In the interview, Carroll also says that he has waited so long to reveal Pac’s last words partially because he “didn’t want Tupac to be a martyr or hero because he told the cops ‘Fuck you.’” He continues, “I didn’t want him to be a hero for that. And now enough time has passed, well, he’s a martyr anyway; he’s viewed as a hero anyway. My story, at this point, isn’t going to change any of that.” Carroll is right, and 2Pac did do a lot to help out underprivileged people who felt betrayed by the police, but a lot of fans are choosing to ignore the rest of the interview. Maybe people are focusing so much on the “fuck you” and viewing it as some sort of symbolic moment because there are very few successful hip hop artists around now who are martyrs in the same way 2Pac was. It’s not necessarily a bad thing, but the nature of hip hop has changed, and fewer and fewer current rappers are criticising authority.

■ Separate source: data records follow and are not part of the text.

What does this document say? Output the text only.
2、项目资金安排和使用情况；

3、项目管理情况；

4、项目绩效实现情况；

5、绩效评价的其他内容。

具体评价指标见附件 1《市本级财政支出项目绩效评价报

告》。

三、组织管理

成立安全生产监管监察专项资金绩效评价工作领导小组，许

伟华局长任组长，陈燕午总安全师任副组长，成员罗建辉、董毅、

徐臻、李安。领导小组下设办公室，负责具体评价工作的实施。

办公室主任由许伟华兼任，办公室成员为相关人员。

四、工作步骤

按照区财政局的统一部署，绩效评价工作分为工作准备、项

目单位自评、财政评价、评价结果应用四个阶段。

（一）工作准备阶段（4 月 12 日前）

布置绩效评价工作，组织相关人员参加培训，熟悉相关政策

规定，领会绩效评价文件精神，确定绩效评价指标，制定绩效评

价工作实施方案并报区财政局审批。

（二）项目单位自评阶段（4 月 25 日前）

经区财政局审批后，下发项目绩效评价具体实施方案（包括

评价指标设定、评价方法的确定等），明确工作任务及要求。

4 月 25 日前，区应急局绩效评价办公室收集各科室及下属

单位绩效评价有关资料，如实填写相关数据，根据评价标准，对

Most recently, Jay Z was criticised for his deal with Barney’s after the department store was accused of racially profiling two black customers. Fans urged Jay Z, who used to deal with racial bias in songs like ‘99 Problems’, to pull his clothing line from the store. Jay Z went ahead with the deal anyway, and his defence of the incident in ‘The Devil Is A Lie’ – “See what I did to that stop and frisk/Brooklyn on the Barney’s like we own that bitch/Give the money to the hood now we all win/Got that Barney’s floor looking like a V.I.M.” – was a little defensive and unconvincing. Whether or not “fuck you” were 2Pac’s last words, he is always going to be held out as a martyr who defended underprivileged people against corrupt policemen. Carroll revealed the incident at a time when a lot of hip hop fans were feeling nostalgic for the music of the 90s, when rappers frequently criticised authority figures in their music. Even if he didn’t literally use his last breath to annoy a policeman, 2Pac was still a martyr and any information received about him now will, to most people, always been seen in that light.